1. Getting There: What is it like to access the site as a visitor?

  • How easy is it for a visitor to actually get to the site? Can you get there via public transportation or do you have to rent a car?
  • How easy for is the visitor to figure out how to get to the site?
  • Once at or near the site, is it clear what the visitor must do to access the full site, including related intepretation?
  • Are local visitor centers or related cultural/historical institutions well informed about the UNESCO sites?
The Sekiyoshi Sluice Gate of Yoshino Leat was a place I could not have accessed without asking at the Kagoshima bus terminal visitor center. Getting there and back was still somewhat of a harrowing experience.

2. Price: How much does it cost to access this site?

  • What is the base cost of entry?
  • How much does it add to take public transportation?
  • Are there optional elements that can be added on to a baseline experience?
The Gunkanjima boat tour, plus tickets to the digital museum, plus the “HoloLens” experience came to about $60 US per person.

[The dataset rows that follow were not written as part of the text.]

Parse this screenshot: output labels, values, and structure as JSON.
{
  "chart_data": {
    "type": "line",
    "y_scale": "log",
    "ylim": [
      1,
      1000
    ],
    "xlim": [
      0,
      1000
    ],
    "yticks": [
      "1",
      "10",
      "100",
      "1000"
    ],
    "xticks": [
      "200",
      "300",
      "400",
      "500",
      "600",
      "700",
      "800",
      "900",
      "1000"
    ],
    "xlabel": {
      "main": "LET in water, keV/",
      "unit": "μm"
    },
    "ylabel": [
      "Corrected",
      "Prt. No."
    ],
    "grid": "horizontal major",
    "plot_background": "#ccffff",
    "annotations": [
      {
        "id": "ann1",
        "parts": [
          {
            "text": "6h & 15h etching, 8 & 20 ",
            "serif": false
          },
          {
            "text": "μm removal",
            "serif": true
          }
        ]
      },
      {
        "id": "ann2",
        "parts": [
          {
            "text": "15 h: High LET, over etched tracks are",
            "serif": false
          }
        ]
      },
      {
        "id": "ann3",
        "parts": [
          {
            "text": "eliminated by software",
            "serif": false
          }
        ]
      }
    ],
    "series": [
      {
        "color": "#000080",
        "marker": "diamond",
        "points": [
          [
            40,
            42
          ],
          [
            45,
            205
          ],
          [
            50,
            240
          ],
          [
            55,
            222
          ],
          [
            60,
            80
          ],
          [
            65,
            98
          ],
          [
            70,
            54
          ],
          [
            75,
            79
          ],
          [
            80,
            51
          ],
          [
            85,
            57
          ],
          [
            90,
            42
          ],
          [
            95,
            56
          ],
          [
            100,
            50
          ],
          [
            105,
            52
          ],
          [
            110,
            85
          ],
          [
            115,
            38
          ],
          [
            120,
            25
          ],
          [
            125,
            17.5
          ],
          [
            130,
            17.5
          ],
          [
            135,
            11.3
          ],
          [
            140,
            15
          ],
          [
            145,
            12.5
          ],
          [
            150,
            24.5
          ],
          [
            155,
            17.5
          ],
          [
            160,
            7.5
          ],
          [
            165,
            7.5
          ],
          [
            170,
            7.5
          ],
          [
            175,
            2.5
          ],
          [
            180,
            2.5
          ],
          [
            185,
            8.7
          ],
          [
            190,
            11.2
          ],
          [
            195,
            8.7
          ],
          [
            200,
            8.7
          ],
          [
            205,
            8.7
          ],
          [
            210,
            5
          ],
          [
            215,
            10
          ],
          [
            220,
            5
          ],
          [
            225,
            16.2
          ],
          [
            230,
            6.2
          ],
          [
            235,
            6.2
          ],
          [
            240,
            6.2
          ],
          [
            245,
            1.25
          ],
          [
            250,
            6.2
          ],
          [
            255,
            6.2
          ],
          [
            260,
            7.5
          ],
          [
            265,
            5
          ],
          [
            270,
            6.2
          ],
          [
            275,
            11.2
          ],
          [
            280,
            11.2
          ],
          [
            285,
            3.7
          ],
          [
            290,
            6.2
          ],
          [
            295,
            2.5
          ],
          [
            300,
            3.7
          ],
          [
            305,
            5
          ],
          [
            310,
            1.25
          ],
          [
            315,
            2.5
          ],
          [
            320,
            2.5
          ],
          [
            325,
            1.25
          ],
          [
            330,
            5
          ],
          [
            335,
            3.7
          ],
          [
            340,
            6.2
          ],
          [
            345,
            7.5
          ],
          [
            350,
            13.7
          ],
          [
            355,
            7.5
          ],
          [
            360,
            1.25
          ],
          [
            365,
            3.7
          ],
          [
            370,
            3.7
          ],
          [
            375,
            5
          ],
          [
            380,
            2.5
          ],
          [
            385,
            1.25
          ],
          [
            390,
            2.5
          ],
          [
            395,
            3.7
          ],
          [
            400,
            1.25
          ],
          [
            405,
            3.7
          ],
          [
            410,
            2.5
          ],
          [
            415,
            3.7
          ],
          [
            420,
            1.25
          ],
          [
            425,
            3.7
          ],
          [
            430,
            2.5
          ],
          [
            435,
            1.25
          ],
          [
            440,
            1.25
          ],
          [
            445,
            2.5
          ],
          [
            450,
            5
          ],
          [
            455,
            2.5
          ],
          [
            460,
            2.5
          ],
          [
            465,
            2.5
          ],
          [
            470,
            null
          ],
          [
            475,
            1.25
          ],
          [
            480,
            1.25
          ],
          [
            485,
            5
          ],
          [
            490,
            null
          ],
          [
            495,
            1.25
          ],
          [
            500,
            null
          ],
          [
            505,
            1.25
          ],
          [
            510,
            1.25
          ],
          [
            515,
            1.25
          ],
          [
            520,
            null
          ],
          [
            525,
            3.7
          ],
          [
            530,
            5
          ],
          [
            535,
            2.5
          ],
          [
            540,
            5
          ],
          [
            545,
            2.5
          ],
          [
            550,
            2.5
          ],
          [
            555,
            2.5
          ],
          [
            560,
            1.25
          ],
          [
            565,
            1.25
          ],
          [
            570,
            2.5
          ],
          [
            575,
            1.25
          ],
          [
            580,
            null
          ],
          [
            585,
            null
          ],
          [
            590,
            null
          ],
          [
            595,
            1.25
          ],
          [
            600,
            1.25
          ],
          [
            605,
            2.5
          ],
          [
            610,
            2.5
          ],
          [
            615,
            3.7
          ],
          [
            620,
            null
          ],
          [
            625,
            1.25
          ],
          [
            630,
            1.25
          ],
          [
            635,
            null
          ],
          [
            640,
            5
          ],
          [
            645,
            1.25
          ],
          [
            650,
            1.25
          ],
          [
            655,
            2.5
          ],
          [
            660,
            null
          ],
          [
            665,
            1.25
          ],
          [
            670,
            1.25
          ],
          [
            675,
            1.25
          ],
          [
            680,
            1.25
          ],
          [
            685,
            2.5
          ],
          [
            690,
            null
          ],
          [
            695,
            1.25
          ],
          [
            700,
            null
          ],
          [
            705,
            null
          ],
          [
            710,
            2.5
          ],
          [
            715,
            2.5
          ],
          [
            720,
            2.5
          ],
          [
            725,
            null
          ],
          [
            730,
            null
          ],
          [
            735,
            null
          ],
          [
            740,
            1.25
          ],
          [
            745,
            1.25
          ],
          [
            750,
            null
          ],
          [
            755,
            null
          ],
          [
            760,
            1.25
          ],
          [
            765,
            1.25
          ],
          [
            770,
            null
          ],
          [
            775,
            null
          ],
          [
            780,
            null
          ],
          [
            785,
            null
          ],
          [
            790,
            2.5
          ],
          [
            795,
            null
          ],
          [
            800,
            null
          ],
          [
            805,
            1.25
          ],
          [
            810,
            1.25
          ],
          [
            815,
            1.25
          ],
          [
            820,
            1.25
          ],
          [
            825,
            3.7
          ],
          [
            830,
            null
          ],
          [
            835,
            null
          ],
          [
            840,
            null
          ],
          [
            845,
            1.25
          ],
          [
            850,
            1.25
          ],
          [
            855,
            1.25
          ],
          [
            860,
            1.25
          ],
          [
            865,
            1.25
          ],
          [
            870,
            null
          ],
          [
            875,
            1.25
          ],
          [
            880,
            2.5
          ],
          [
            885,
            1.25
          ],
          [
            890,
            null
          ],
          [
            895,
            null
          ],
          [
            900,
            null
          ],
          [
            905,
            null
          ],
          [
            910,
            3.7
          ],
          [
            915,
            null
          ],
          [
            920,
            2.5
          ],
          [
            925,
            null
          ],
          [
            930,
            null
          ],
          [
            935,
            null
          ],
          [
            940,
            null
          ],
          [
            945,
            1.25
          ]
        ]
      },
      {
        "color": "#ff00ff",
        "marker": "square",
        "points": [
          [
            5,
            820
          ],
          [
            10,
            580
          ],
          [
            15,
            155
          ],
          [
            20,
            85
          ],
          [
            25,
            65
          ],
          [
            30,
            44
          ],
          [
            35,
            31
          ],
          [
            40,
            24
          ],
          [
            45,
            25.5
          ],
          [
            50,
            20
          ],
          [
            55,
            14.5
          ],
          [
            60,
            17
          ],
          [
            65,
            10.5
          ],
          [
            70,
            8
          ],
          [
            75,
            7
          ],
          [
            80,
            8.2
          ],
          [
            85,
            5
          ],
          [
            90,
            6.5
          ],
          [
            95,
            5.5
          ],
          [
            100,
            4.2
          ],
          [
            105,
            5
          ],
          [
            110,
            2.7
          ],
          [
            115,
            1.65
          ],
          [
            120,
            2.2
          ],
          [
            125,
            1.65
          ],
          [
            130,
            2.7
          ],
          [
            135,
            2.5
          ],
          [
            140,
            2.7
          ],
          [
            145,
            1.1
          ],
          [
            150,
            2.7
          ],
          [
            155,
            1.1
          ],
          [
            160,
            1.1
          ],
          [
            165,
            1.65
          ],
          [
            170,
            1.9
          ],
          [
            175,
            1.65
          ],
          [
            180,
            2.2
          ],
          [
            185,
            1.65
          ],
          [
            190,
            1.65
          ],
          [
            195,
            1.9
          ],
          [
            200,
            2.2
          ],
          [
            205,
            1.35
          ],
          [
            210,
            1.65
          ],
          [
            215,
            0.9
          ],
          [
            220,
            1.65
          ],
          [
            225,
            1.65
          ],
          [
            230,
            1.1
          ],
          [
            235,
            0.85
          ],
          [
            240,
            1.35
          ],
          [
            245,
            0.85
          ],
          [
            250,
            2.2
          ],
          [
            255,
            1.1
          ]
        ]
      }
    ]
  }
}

3. Visitor Infrastructure: What other services and amenities are available on site?

  • How has the site been developed to support visitors?
  • Are there are bathrooms, gift shops, restaurants, rest houses, etc. available on site?
  • Was the site developed for visitors before the UNESCO inscription or has the tourism infrastructure been constructed since 2015 in response to the inscription?
The ruins of the Reverberatory Furnace at Shuiseikan. This was industrial history in paradise – beautiful grounds and garden, plus one of the best museum dining experiences I’ve ever had.

4. The Site Itself: What are the physical elements of the site?

  • What is the degree to which there are physically intact remains at the site?
  • Is the site part of another historical site or is it freestanding and independent?
The Ebisugahana Shipyard is an active archaeological site. Right now though, there’s not much to see at the site besides the stone dock and the blue tarps.

5. Interaction with the Site Itself: To what degree can visitors access the actual built remains?

  • If the site includes an intact building (or buildings), can visitors enter it/them and under what conditions?
  • If archaeological remains, how close can visitors get to them?
  • In cases of restricted access, are there other means provided (photographs, VR, virtual tours, etc.) that help the visitor understand the experience of occupying that site?
  • How long does it take to interact with the site and the interpretation provided; how much time should a visitor allot for a visit to this site?
The Imperial Steel Works Office is only accessible from a viewing platform several hundred meters away. It’s also under repair right now, so I couldn’t even really see the facade.

6. Interpretation On Site: How much interpretation is available at the site and in what forms?

  • Is there a museum associated with the site?
  • What kind of signage is available?
  • Are there docents on site during business hours? A live guide who gives a tour?
  • How much of the experience is analog versus digital?
  • What multi-lingual support is provided?
Most of the interpretation for the Hagi sites is provided at a brand new museum at the center of the city.

7. Interpretive Narrative: The overarching methodological approach of the interpretation and its argument.

  • Is there an overarching narrative presented at the site, and if so, what is it?
  • How does this narrative link up with other sites in the geographic region? How much intentional coordination is there with other nearby JMIR sites?
  • How do the other interpretive materials at the site support this narrative?
  • How explicitly architectural is the architectural history included in the interpretation?
  • If the site relies on archaeological evidence, how is this interpreted or explained?
  • How does the interpretation available on the site line up with the website, app, and other JMIR materials that are accessible off-site?
You can learn a lot about Japanese industrial heritage just by paying attention to their cartoon character avatars. Here, Saigo Takamori (Kagoshima’s local hero, left) encounters Yoshida Shoin (Hagi’s local hero, right).